Welcome to Burrillville Then & Now, a feature on NRI NOW.
With photos provided by the Burrillville Historic & Preservation Society, we take a glance back at how the town used to look, then show how the same space looks today. Betty Mencucci, president of BH & PS has provided historical information on the site.
Today, we look at Shippee Bridge.
This is what Shippee Bridge looked like in December 1933. A trailer truck is crossing the bridge going north on Sherman Farm Road. Sherman Farm can be seen in the distance.
The history of this bridge is quite interesting. When the trolley came to town, the iron bridge in Harrisville was not strong enough to carry the weight of the trolley cars. It was an old iron bridge that belonged to mill owner William Tinkham.
So in 1902, the present-day stone arch bridge was built. Mr. Tinkham gave the old iron bridge to the town to be used to cross the Clear River on Sherman Farm Road. It was removed and transported to its new location by Irving H. Sweet. The bridge was located immediately downstream of the confluence of the Clear River and a major tributary, the Nipmuc River. At that time Sherman Farm Road made a turn and crossed the river about 100 feet upstream from where the present day Shippee Bridge is. Also, the bridge was much lower – just above the height of the water. It was described as a late 19th century single span lenticular truss.
The bridge became outdated and unsafe as more and more automobiles came into use. During the winter of 1933/1934, a new bridge was constructed utilizing salvaged trusses from a bridge in Smithfield. This bridge in Smithfield was the Esmond – Georgiaville Bridge that carried the Farnum Pike over the Woonasquatucket River whose trusses were fabricated by the Boston Bridge Works in 1890. Prior to the construction of the Esmond Bridge in 1890, there had been a bad accident on the previous bridge in which the town made a settlement of $3200 for damages including horses, carriages and harnesses.

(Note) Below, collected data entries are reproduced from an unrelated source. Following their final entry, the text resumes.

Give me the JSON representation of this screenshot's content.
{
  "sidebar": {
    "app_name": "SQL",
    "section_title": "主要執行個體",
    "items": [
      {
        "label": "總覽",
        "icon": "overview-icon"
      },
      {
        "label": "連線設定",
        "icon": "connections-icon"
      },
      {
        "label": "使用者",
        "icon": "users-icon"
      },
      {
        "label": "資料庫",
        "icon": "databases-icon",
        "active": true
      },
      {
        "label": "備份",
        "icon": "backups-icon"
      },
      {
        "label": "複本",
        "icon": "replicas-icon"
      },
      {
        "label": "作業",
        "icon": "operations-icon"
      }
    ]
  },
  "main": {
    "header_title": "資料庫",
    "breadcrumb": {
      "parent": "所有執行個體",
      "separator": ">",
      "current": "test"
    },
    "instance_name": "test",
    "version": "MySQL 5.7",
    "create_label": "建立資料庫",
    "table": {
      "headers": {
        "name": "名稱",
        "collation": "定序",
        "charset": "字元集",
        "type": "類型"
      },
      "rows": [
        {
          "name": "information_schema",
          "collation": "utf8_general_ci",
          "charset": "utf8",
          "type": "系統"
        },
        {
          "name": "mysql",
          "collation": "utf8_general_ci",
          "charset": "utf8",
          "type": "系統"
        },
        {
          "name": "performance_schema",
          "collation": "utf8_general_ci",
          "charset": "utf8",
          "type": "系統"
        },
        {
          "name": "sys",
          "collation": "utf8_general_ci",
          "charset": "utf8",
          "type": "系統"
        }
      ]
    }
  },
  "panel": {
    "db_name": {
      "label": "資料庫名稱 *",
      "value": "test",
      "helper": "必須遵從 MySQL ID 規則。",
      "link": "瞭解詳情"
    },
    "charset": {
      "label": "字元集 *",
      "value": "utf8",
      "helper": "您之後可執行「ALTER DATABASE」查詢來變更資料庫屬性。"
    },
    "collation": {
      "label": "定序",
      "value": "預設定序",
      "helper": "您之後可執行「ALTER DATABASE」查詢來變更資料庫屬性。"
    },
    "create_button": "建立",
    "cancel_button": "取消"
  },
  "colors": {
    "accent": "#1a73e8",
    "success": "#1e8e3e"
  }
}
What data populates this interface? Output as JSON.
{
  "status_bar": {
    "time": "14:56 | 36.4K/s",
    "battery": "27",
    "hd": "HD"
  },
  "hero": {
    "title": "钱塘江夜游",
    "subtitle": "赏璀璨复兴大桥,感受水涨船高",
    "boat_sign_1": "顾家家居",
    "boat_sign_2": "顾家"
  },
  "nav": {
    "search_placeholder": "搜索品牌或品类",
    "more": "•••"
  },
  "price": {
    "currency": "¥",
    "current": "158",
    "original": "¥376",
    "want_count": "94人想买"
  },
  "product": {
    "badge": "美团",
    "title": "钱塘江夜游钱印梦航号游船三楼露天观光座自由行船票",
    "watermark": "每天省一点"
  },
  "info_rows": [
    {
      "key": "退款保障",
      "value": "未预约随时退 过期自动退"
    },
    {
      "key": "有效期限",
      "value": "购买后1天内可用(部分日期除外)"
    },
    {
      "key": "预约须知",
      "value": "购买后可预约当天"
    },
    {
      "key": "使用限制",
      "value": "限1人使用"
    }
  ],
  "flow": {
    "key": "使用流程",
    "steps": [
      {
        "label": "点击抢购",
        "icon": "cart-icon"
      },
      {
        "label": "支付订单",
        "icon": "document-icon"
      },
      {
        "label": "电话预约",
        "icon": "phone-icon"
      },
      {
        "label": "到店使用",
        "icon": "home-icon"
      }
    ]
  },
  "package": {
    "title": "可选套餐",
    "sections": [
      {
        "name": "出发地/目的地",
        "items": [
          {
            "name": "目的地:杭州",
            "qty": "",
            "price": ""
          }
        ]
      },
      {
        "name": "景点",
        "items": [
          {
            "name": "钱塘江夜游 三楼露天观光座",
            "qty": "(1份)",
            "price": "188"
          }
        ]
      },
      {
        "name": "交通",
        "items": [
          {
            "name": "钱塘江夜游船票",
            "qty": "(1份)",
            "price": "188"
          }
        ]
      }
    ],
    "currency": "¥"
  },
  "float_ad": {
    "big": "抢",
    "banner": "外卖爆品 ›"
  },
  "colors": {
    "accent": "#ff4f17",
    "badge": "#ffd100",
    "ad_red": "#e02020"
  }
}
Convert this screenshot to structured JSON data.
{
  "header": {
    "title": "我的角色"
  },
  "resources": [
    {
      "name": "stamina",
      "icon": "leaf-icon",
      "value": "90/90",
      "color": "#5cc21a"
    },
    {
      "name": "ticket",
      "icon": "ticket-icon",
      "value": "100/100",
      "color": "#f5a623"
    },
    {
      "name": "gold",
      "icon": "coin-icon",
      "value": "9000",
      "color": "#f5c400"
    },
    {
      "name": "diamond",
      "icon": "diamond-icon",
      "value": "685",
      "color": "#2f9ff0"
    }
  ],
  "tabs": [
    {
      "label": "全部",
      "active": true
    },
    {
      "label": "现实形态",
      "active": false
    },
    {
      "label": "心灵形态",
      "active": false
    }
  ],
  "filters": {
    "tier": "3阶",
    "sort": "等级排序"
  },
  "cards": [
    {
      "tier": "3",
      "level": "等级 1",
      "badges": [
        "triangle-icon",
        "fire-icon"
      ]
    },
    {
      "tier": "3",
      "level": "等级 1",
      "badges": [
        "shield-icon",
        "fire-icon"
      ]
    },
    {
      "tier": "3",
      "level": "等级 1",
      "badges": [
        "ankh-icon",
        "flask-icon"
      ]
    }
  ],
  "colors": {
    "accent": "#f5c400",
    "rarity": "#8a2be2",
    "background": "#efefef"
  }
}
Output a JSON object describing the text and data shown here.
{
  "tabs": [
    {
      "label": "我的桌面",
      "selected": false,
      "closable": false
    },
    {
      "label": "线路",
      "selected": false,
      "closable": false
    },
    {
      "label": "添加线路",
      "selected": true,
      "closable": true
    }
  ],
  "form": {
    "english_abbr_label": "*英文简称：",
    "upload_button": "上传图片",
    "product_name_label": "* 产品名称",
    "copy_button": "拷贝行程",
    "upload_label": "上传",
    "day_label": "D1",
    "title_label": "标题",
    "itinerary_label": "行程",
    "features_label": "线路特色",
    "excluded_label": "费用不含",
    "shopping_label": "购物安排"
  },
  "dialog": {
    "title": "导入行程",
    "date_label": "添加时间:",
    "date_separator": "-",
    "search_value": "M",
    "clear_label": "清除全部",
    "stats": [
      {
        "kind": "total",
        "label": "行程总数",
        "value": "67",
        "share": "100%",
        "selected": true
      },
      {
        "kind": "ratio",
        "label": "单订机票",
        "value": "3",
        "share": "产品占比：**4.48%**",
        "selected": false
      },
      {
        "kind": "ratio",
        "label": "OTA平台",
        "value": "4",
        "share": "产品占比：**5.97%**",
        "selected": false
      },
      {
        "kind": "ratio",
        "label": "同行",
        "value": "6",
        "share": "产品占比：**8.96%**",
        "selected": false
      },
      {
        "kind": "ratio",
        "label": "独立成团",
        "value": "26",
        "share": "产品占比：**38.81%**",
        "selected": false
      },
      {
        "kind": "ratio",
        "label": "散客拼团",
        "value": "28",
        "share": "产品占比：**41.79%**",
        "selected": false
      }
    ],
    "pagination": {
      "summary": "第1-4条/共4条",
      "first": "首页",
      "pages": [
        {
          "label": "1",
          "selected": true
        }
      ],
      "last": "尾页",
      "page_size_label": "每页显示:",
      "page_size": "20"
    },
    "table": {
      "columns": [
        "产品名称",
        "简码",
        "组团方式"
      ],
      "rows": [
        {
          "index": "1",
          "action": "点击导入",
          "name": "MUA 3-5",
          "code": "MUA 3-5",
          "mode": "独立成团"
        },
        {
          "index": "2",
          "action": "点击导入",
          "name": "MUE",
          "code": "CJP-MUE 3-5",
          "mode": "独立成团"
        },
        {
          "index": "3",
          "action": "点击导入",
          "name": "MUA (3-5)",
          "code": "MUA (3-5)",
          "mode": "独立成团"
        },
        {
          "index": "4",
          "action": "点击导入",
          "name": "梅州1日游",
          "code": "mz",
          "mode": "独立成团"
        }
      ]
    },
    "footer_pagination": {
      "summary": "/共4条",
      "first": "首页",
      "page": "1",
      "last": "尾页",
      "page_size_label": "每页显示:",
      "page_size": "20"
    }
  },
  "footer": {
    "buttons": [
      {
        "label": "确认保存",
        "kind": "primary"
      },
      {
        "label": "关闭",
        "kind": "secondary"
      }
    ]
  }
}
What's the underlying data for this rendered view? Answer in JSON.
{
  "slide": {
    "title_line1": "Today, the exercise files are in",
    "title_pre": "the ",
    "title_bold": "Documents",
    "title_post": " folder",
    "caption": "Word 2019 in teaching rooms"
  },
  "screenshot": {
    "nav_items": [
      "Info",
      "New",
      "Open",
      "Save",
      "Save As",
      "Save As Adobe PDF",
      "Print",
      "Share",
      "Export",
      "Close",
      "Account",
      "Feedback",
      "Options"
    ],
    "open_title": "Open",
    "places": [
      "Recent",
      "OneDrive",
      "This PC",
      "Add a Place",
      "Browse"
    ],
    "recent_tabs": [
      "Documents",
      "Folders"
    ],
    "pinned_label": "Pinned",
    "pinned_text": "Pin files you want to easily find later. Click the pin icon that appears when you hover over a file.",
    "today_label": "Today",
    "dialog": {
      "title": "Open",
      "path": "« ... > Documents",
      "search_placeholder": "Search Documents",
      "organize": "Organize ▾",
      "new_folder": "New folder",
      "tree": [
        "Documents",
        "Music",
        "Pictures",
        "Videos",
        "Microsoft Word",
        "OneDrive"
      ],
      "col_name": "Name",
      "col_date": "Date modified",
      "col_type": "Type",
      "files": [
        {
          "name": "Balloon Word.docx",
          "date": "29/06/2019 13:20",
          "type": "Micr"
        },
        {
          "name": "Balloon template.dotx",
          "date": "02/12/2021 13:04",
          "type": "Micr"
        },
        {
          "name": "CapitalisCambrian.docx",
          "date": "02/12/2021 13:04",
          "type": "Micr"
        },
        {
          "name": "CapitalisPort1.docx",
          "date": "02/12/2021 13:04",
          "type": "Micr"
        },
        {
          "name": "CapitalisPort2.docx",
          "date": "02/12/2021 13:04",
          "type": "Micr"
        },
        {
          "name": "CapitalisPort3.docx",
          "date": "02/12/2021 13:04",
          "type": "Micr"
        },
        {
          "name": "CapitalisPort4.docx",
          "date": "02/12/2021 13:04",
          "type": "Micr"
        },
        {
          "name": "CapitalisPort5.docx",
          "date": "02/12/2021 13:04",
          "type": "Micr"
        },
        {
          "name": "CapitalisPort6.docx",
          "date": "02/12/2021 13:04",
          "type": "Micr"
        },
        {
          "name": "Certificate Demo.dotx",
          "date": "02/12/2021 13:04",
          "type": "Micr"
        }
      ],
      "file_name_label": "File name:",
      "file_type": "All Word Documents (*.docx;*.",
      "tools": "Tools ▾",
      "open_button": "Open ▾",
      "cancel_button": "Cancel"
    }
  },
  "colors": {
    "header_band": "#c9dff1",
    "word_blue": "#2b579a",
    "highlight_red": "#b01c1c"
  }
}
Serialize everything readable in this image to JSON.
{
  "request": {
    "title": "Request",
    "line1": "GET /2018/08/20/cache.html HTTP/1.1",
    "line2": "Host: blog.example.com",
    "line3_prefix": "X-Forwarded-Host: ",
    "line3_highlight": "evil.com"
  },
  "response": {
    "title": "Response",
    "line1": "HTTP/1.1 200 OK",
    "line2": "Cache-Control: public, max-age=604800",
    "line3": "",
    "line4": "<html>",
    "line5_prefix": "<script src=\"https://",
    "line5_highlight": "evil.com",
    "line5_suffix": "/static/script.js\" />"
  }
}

The 1890 Esmond bridge had curving inclined approaches and as more and more cars came into use, it became increasingly dangerous and was nicknamed “suicide bridge” and was replaced in 1933. Since the bridge material was in excellent condition, it was decided that it could be used on a secondary road. This secondary road selected was Sherman Farm Road in Burrillville. The new Shippee Bridge was constructed about 100 feet downstream from the old one, the approaches were straightened to make it safer for automobiles and the bridge was built much higher above the water level.
In 2008, Shippee Bridge was considered to be unsafe and was scheduled for partial rehabilitation in the fall. At that time the trusses in this bridge were 118 years old. In 2016 the State of Rhode Island constructed a new bridge. Information obtained from the Rhode Island Historic Resources Archive on Shippee Bridge (RIDOT Bridge No. 307.)